Personal Loan Repayment Calculator
Borrowing money for a new car or a trip abroad doesn’t have to be complicated, and figuring out how much your repayments are likely to be and how much you’re estimated pay in interest over the life of your loan is simple with our personal loan repayment calculator.
This loan calculator is easy to use – simply enter the amount you wish to borrow, the current interest rate, loan term, and how regularly you plan to make repayments (weekly, fortnightly or monthly) to see how much your repayments may cost you in the long run.

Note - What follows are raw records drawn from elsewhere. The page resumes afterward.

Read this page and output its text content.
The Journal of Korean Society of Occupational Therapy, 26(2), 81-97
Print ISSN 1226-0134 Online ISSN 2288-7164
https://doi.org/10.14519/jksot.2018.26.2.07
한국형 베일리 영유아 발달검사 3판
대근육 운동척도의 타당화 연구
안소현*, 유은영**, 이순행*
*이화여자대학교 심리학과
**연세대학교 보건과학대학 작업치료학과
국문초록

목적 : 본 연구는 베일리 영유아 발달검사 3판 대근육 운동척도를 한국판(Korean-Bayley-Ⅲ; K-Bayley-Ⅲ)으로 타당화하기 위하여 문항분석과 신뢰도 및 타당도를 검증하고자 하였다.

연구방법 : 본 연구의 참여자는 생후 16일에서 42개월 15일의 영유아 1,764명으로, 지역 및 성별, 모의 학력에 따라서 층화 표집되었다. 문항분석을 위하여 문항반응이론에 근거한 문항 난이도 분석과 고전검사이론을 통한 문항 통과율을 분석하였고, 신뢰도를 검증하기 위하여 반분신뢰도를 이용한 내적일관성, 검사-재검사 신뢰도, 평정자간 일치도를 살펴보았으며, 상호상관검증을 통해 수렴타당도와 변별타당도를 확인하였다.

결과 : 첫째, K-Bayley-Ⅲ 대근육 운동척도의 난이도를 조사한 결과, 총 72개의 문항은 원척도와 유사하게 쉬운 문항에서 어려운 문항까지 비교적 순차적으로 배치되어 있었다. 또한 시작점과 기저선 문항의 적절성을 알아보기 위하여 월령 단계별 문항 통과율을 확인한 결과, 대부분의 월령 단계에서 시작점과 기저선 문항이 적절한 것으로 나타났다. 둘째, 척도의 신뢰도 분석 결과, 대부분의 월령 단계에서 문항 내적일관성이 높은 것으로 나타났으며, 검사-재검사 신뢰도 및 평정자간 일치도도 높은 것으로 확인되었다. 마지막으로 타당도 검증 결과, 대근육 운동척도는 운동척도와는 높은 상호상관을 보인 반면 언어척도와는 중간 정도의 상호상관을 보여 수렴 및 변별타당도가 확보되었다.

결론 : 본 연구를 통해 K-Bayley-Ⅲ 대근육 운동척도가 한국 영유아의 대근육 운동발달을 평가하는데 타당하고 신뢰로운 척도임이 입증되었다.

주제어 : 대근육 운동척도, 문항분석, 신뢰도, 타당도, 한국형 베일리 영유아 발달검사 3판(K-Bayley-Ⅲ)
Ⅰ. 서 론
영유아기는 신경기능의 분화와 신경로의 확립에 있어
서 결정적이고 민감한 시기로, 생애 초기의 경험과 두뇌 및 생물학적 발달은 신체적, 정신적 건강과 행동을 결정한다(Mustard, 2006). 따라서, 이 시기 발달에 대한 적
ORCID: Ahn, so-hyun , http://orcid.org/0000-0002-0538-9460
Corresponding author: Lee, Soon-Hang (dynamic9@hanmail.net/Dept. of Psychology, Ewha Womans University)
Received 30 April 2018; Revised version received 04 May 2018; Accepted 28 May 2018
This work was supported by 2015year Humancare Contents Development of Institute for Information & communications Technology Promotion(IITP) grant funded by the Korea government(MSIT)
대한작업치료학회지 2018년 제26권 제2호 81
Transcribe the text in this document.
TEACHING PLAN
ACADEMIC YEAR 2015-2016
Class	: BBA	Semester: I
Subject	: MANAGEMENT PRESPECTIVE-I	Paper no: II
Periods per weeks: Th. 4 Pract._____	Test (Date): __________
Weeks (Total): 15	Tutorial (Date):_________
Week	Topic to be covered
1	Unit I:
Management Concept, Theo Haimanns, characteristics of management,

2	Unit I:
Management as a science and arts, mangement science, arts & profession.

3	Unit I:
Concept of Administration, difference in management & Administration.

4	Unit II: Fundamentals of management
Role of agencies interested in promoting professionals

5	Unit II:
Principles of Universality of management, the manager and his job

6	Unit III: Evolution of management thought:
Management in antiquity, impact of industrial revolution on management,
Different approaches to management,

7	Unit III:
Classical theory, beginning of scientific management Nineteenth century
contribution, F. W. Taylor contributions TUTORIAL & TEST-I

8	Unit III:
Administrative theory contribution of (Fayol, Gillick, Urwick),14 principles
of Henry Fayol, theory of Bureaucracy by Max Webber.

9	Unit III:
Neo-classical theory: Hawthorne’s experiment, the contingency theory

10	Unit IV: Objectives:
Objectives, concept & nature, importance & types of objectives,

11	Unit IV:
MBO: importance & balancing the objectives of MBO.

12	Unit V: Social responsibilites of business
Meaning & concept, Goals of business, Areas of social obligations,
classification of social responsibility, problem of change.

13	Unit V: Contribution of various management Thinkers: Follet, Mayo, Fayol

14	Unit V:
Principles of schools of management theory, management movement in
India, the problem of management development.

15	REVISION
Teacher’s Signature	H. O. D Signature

Please Note: The calculations do not take into account all fees and charges. The results provided by this calculator are an estimate only, and should not be relied on for the purpose of making a decision in relation to a loan. Interest rates and other costs can change over time, affecting the total cost of the loan. Consider whether you need financial advice from a qualified adviser.
Different types of personal loans
Personal loans can be fixed rate or floating, which refers to the interest rate that applies to the loan.
Personal loans can also be secured or unsecured.
A secured loan is where you use something that you own, like your car, as ‘security’ against your debt. This means, if you weren’t able to repay the personal loan, the lender may be able to sell your security item instead, to recover the money that they loaned to you. View secured personal loans on our website.
With an unsecured loan, the lender agrees to lend you money without you making a promise of security. Because they are relying solely on your income to repay the debt, you have to provide proof of your income when you apply. If you weren’t able to repay an unsecured personal loan, the lender might still take you to court, but the lender faces a higher risk of not getting their loaned money back. Interest rates on unsecured personal loans tend to be higher than the rate on secured loans on average, because the lender faces that increased risk. View unsecured personal loans here.
A personal overdraft is one type of unsecured personal loan. An overdraft feature attached to your savings or debit bank account lets you spend more money than you have, up to an approved limit. This limit is usually quite small, around $500. Interest is charged on any amount you spend in the overdraft. When you use the overdraft, a monthly fee is charged, and when the overdraft is inactive, you only pay the normal fees for your savings or debit account.